In recapitulation, it is clear that the thermoelectric cooling apparatus of the present invention requires only electrical power and does not need any plumbing or special installation. This apparatus cools a housing which, in turn, collects the liquefied vaporized liquid carrier and provides an egress therefrom for returning the liquid carrier to the development system. The apparatus for cooling the housing in which the vaporized liquid carrier condenses is a thermoelectric cooler, i.e., a Peltier cooler, which employs positive and negative thermoelectric cooling elements and hot and cooled thermojunctions to effect cooling of the housing and the resultant condensation of the vaporized liquid carrier therein for subsequent reclamation in the printing machine. This apparatus is economical and does not require any motor such as is employed in a compressor. Thus, there are no moving parts and the device is essentially noise free and of extended life and durability.
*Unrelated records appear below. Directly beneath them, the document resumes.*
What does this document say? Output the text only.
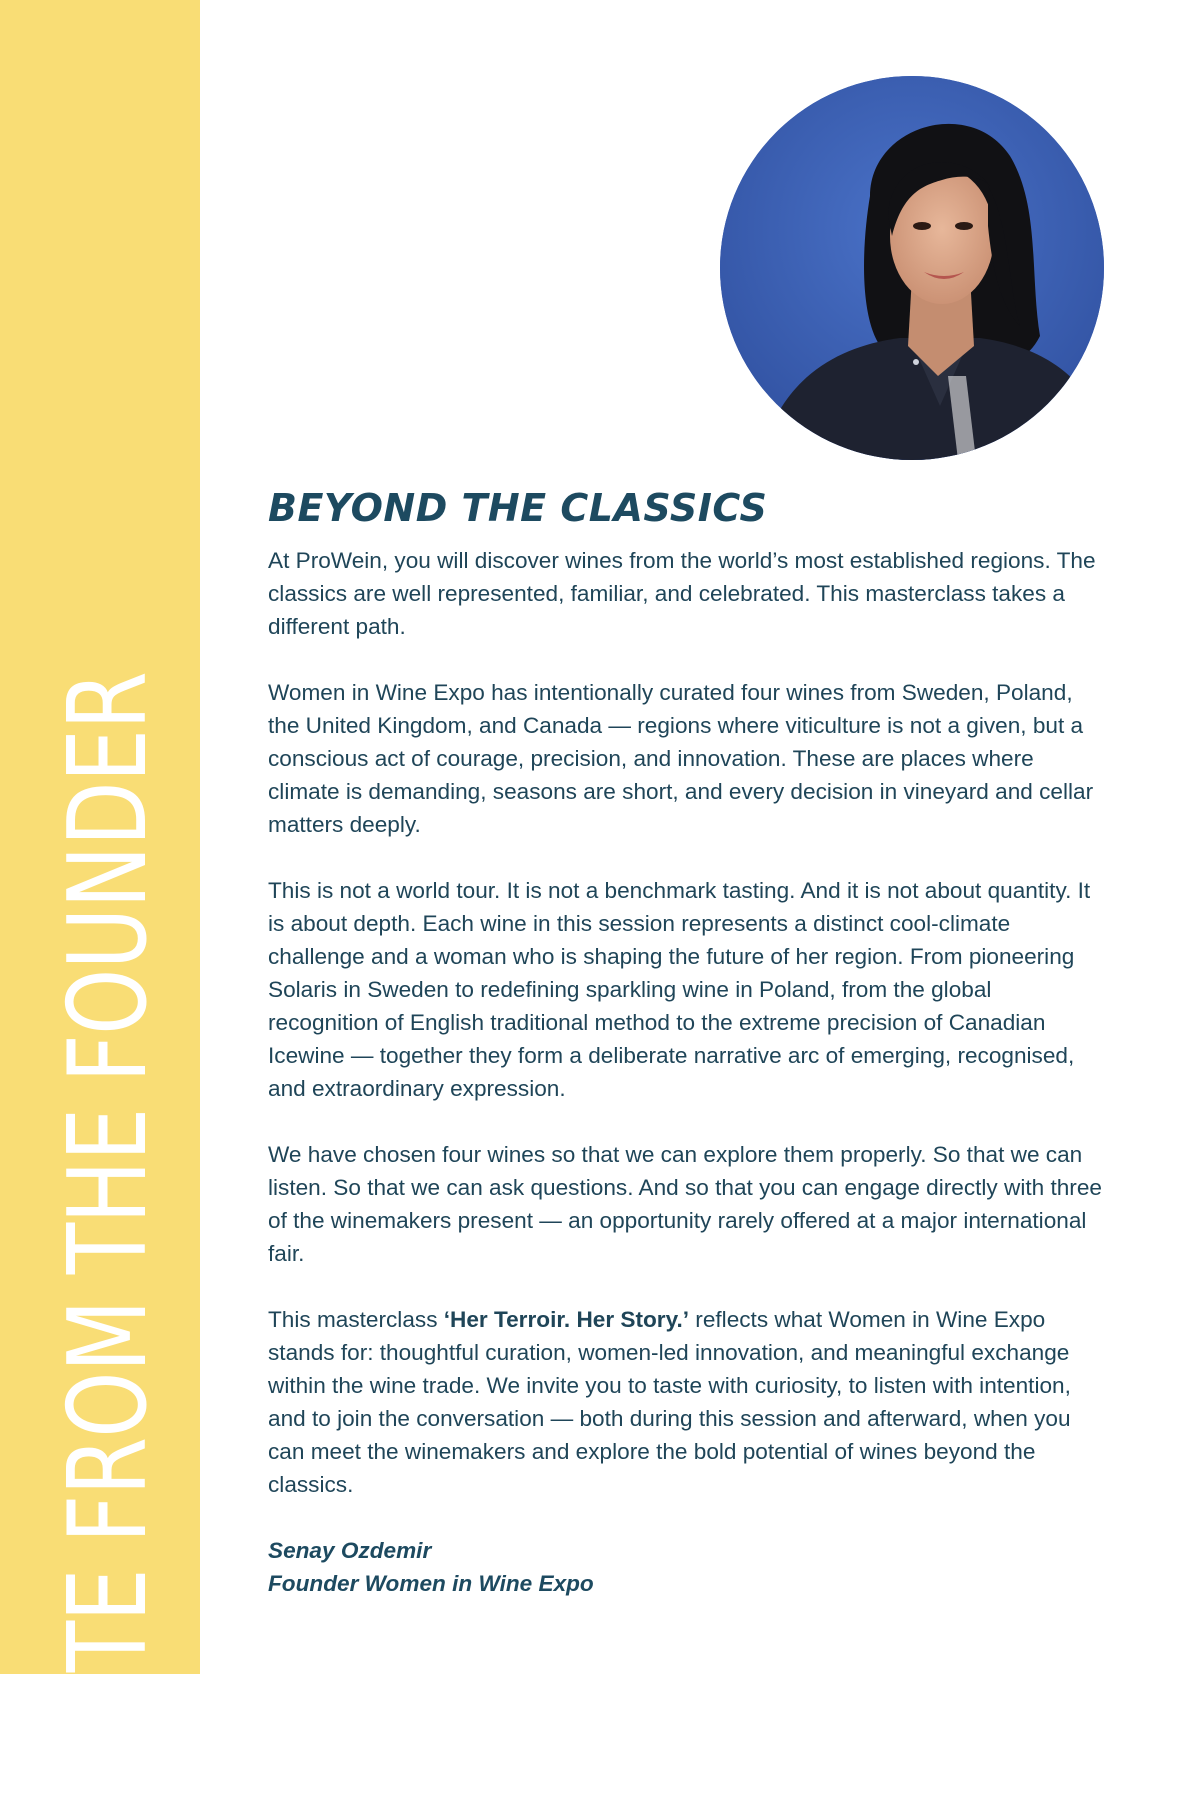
NOTE FROM THE FOUNDER
BEYOND THE CLASSICS

At ProWein, you will discover wines from the world’s most established regions. The classics are well represented, familiar, and celebrated. This masterclass takes a different path.

Women in Wine Expo has intentionally curated four wines from Sweden, Poland, the United Kingdom, and Canada — regions where viticulture is not a given, but a conscious act of courage, precision, and innovation. These are places where climate is demanding, seasons are short, and every decision in vineyard and cellar matters deeply.

This is not a world tour. It is not a benchmark tasting. And it is not about quantity. It is about depth. Each wine in this session represents a distinct cool-climate challenge and a woman who is shaping the future of her region. From pioneering Solaris in Sweden to redefining sparkling wine in Poland, from the global recognition of English traditional method to the extreme precision of Canadian Icewine — together they form a deliberate narrative arc of emerging, recognised, and extraordinary expression.

We have chosen four wines so that we can explore them properly. So that we can listen. So that we can ask questions. And so that you can engage directly with three of the winemakers present — an opportunity rarely offered at a major international fair.

This masterclass ‘Her Terroir. Her Story.’ reflects what Women in Wine Expo stands for: thoughtful curation, women-led innovation, and meaningful exchange within the wine trade. We invite you to taste with curiosity, to listen with intention, and to join the conversation — both during this session and afterward, when you can meet the winemakers and explore the bold potential of wines beyond the classics.

Senay Ozdemir
Founder Women in Wine Expo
It is, therefore, apparent that there has been provided, in accordance with the present invention, an apparatus for reclaiming a liquid developer material used in an electrophotographic printing machine that fully satisfies the aims and advantages hereinbefore set forth. While this invention has been described in conjunction with a specific embodiment thereof, it is evident that many alternatives, modifications, and variations will be apparent to those skilled in the art. Accordingly, it is intended to embrace all such alternatives, modifications and variations that fall within the spirit and scope of the appended claims.